El fracaso de la excelencia académica
Demos un repaso por los diferentes gobiernos desde la Transición. Utilizaré algunas referencias que abarcan globalmente el nivel de sus gabinetes.
Leo y escucho algunas intervenciones de distintos ministros y, lamentablemente, me generan vergüenza ajena. ¿Qué le pasa a la clase política española? ¿Qué castigo tenemos que pagar por nuestros pecados? Hace días Joaquín Leguina le preguntaba a Adriana Lastra qué había estudiado y en dónde había trabajado. Me he molestado en entrar en Wikipedia y, si la información es veraz, estudió Antropología Social (?) sin haber concluido la carrera, precisaba. En lo profesional no aparecía nada al margen del Partido Socialista al que se afilió, eso sí, a los 18 años.
En el Gobierno un buen puñado de ministros arrojan “historiales” similares. No seré yo quien etiquete a nadie por sus estudios o trayectoria académica o profesional, tengo amigos de toda clase, y muchos de ellos son más listos que un lince sin haberse leído un libro, que de todo hay en la viña del Señor. El problema estriba cuando determinados perfiles deben encargarse de pilotar nuestra Nación en la que todos estamos tan implicados como afectados. Entiendo que deberían ser los mejores, los de mayor experiencia, los que adquirieron grandes conocimientos, los eruditos, por qué no, cuando se trata por velar por el interés de todos. Lo mismo entendían los ancestros a nuestra civilización. Grecia, Roma, brillantes mentes que todavía hoy resplandecen en nuestra cultura.
Demos un breve repaso por los diferentes gobiernos desde la Transición y, por no aburrir, utilizaré como botón de muestra, algunas referencias que, por extensión, abarcaban globalmente el nivel de los respectivos gabinetes.
Los sucesivos de Adolfo Suárez aglutinaron un elenco de ministros con un nivel académico y profesional inigualable. Juristas (Landelino Lavilla, Aurelio Menéndez, Pérez Llorca o Marcelino Oreja, Joaquín Garrigues), Economistas (Fuentes Quintana, una eminencia), Ingenieros (Calvo Sotelo, Abril Martorell). Catedráticos, diplomáticos, notarios, magistrados, funcionarios por oposición –de las de antes- que compatibilizaron igualmente sus actividades con la empresa privada, pulso diario de la economía real a pie de calle.
Felipe González tampoco dudó de rodearse de los mejores. Igualmente destacados economistas, juristas o diplomáticos. Ilustres trayectorias como las de Javier Solana, Maravall, Gómez Llorente, Fernández Ordoñez, Fernando Morán, Francisco Ledesma, Carlos Solchaga, Miguel Boyer o Pérez Rubalcaba.

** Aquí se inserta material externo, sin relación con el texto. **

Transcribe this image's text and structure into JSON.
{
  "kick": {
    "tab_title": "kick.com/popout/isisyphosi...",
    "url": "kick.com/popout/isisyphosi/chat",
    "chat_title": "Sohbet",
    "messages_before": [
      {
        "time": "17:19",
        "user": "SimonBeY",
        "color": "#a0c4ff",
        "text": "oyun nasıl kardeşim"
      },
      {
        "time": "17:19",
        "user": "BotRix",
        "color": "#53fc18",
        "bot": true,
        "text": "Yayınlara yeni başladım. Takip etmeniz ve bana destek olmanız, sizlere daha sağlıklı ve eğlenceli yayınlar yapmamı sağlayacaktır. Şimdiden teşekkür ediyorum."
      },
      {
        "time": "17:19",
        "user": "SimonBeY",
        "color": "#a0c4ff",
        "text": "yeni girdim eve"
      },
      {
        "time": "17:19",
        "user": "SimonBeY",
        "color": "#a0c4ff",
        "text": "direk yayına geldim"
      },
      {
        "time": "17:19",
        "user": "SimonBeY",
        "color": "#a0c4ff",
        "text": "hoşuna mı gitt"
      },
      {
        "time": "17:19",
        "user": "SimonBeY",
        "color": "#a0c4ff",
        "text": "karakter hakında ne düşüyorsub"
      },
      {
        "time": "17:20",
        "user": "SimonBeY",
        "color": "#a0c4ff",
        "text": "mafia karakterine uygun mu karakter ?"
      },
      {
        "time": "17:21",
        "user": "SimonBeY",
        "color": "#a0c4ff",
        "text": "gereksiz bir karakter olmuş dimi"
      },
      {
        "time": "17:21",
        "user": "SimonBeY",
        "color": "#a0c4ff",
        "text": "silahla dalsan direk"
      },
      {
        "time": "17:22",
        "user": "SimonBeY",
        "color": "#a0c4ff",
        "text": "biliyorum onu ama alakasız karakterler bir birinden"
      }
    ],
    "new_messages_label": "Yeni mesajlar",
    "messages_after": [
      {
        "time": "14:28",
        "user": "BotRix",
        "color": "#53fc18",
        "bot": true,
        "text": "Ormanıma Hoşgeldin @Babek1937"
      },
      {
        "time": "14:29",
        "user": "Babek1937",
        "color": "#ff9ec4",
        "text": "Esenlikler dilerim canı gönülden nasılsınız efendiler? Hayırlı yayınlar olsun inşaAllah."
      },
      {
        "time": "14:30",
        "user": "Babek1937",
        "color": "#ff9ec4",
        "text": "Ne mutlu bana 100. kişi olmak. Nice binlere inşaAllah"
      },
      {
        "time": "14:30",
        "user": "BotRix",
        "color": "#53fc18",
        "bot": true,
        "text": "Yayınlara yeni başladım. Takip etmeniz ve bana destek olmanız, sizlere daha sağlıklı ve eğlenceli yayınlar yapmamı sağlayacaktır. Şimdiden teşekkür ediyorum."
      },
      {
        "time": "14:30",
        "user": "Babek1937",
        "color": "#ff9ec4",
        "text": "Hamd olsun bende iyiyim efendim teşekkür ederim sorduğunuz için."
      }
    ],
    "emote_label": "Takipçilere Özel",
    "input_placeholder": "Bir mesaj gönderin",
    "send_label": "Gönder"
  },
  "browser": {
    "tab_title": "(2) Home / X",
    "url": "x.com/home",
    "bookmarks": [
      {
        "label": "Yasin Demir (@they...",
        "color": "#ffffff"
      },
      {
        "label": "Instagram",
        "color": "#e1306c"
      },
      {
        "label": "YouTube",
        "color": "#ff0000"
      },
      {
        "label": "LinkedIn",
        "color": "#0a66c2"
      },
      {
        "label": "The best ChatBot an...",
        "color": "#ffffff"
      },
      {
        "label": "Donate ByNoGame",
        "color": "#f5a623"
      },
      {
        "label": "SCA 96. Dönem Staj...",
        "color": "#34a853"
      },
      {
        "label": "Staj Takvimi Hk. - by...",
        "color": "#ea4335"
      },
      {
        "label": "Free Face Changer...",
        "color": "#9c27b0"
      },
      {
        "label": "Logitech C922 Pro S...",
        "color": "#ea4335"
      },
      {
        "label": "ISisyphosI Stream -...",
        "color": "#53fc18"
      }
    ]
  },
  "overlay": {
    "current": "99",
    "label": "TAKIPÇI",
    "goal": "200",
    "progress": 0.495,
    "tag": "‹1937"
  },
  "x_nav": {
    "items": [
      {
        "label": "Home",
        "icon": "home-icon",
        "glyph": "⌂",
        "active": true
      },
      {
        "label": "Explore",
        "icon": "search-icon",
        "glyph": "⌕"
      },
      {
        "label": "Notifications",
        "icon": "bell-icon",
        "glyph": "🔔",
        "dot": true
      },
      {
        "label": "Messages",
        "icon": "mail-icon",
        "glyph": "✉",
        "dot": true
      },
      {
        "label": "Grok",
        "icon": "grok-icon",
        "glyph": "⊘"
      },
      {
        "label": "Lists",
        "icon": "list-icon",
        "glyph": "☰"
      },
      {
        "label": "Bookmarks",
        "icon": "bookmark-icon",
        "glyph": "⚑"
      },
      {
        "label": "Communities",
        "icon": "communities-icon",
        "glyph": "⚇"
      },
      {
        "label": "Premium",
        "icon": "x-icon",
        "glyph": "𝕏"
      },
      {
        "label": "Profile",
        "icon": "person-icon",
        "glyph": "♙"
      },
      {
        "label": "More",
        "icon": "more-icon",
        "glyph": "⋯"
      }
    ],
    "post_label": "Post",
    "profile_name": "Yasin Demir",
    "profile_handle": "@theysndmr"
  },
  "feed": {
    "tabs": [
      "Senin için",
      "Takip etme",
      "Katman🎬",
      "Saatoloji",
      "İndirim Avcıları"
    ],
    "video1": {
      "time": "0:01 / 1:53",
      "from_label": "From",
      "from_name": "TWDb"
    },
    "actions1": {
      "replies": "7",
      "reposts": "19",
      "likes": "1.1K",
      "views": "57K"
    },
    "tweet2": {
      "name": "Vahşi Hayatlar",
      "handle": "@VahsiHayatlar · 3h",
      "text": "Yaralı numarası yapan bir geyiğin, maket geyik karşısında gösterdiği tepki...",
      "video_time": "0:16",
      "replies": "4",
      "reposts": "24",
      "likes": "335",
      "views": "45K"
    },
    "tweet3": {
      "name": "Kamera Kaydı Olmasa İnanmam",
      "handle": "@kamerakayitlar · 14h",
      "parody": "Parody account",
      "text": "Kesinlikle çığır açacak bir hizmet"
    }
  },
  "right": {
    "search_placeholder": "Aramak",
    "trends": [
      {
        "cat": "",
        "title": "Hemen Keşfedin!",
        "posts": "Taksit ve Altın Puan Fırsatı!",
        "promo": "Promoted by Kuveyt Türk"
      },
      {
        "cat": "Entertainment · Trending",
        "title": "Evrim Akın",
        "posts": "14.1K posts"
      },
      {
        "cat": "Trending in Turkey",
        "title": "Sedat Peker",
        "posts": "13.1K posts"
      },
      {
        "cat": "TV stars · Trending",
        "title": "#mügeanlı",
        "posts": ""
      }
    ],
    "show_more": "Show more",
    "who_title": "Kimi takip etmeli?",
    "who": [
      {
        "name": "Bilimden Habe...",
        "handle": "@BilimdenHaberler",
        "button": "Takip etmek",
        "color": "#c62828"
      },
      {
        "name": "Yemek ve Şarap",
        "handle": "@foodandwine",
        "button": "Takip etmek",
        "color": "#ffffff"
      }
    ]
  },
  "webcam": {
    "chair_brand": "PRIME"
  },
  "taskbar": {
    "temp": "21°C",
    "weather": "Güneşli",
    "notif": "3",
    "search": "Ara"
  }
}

Las comparaciones son odiosas, pero analicen equipos de entonces y los de ahora. Prefiero no entretenerme porque mis inteligentes lectores saben de lo que hablo. Claro que la culpa puede ser de todos. En la generación de nuestros padres, el que estudió o pudo estudiar, tuvo una formación superior a la nuestra. Recuerdo cómo miembros de la misma me recitaban el principio de Arquímedes de memoria. “Así hay que estudiar, sabiéndose las cosas como el Padre Nuestro”, apostillaban. Desde entonces todo ha sido una carrera de despropósitos, aprovechando cada gobierno de turno la reforma educativa como un jalón en su gestión. Hoy ya defienden el que no haya exámenes y que se pueda pasar de curso obligatoriamente, despreciando el esfuerzo de los buenos alumnos, despreciando la excelencia. Y el ministro de Universidades pide abolir la condición de catedrático para ser Rector. ¡Cómo vamos a encontrar excelencia en nuestros políticos!